The finding that trained object features elicited compatibility effects suggests that any object property could come to be associated with, and activate, very particular object-specific skilled actions for the efficient extraction of perceptual information. Behavioral chains of such sequences might help explain the flexibility and optimization observed in expertise. Information in any form can be associated with actions providing increasingly efficient routes to further information extraction and subsequent actions, all contributing to optimal execution of a given task.

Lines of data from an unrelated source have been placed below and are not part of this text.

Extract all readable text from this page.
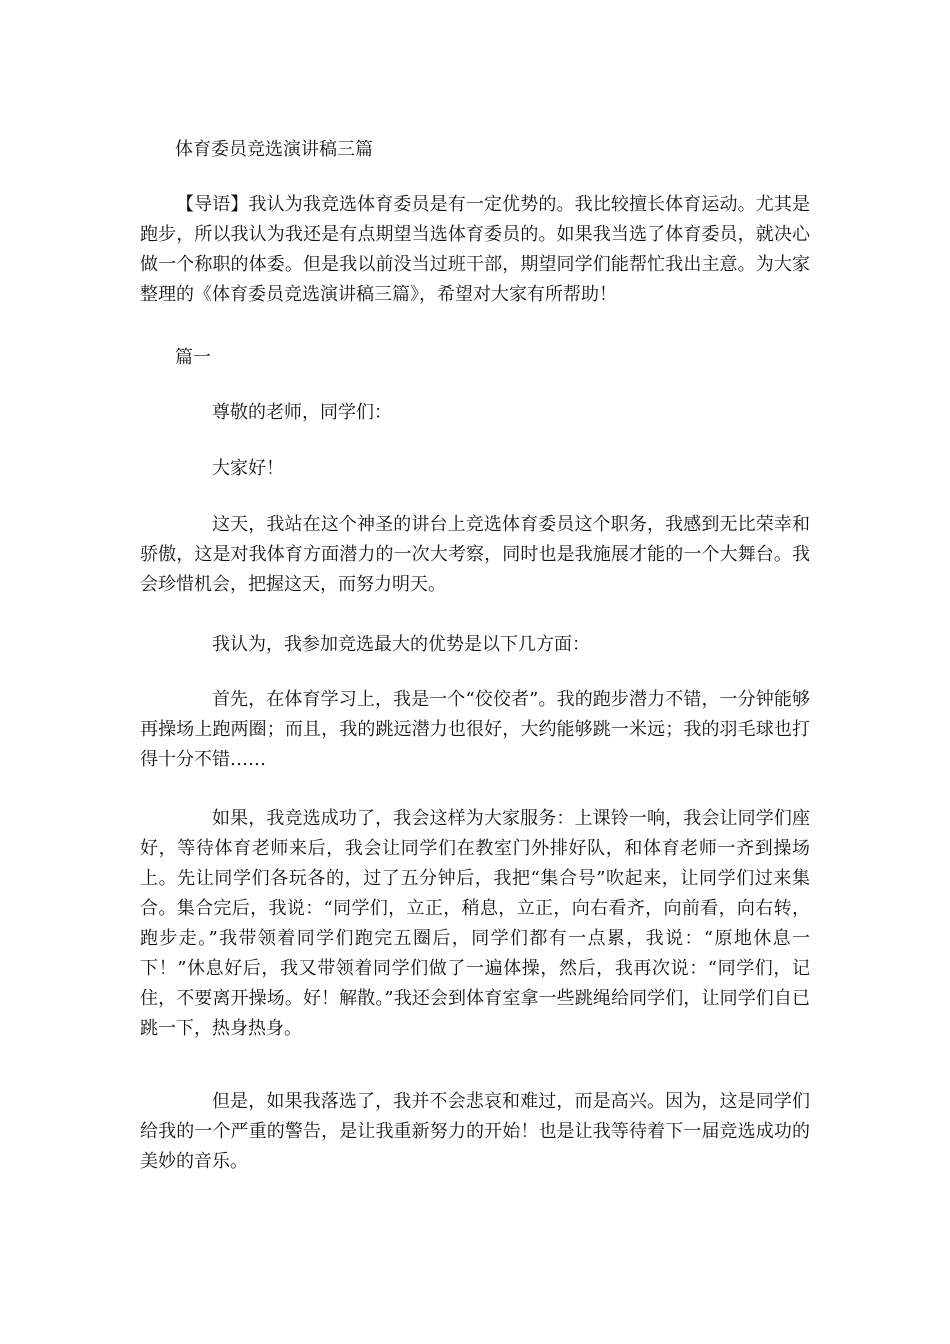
体育委员竞选演讲稿三篇

【导语】我认为我竞选体育委员是有一定优势的。我比较擅长体育运动。尤其是跑步，所以我认为我还是有点期望当选体育委员的。如果我当选了体育委员，就决心做一个称职的体委。但是我以前没当过班干部，期望同学们能帮忙我出主意。为大家整理的《体育委员竞选演讲稿三篇》，希望对大家有所帮助！

篇一
尊敬的老师，同学们：
大家好！

这天，我站在这个神圣的讲台上竞选体育委员这个职务，我感到无比荣幸和骄傲，这是对我体育方面潜力的一次大考察，同时也是我施展才能的一个大舞台。我会珍惜机会，把握这天，而努力明天。

我认为，我参加竞选最大的优势是以下几方面：

首先，在体育学习上，我是一个“佼佼者”。我的跑步潜力不错，一分钟能够再操场上跑两圈；而且，我的跳远潜力也很好，大约能够跳一米远；我的羽毛球也打得十分不错……

如果，我竞选成功了，我会这样为大家服务：上课铃一响，我会让同学们座好，等待体育老师来后，我会让同学们在教室门外排好队，和体育老师一齐到操场上。先让同学们各玩各的，过了五分钟后，我把“集合号”吹起来，让同学们过来集合。集合完后，我说：“同学们，立正，稍息，立正，向右看齐，向前看，向右转，跑步走。”我带领着同学们跑完五圈后，同学们都有一点累，我说：“原地休息一下！”休息好后，我又带领着同学们做了一遍体操，然后，我再次说：“同学们，记住，不要离开操场。好！解散。”我还会到体育室拿一些跳绳给同学们，让同学们自已跳一下，热身热身。

但是，如果我落选了，我并不会悲哀和难过，而是高兴。因为，这是同学们给我的一个严重的警告，是让我重新努力的开始！也是让我等待着下一届竞选成功的美妙的音乐。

The present findings emphasize and provide empirical support for the exploratory nature of perception and its use of action systems to better perceive and identify the objects to act upon in the world. In terms of the sensorimotor approach to perception and action, perception dictates action. However, according to the ideomotor theory, we act not merely on what we see, but as a means to get to what we want to see (see also O’Regan & Noe, 2001). Informational affordances empirically encapsulate this by showing that perception can dictate a special class of actions in service of perception itself and that associations driving these actions are highly flexible and very specific. It is clear from our experiments that having a goal of object identification changes the readiness of the visuomotor system to make certain actions. In particular, when in a task set related to object identification, actions that would facilitate identification are activated. The actions activated by an object must be specified at the level of goals (e.g., rotate the cube along the best path), not motor commands (e.g., press the left button). Just as perception for action emphasizes that sensory systems have evolved to enable action, the kind of action for perception illustrated in our results emphasizes that identifying the objects in our environment is an active, not a passive process.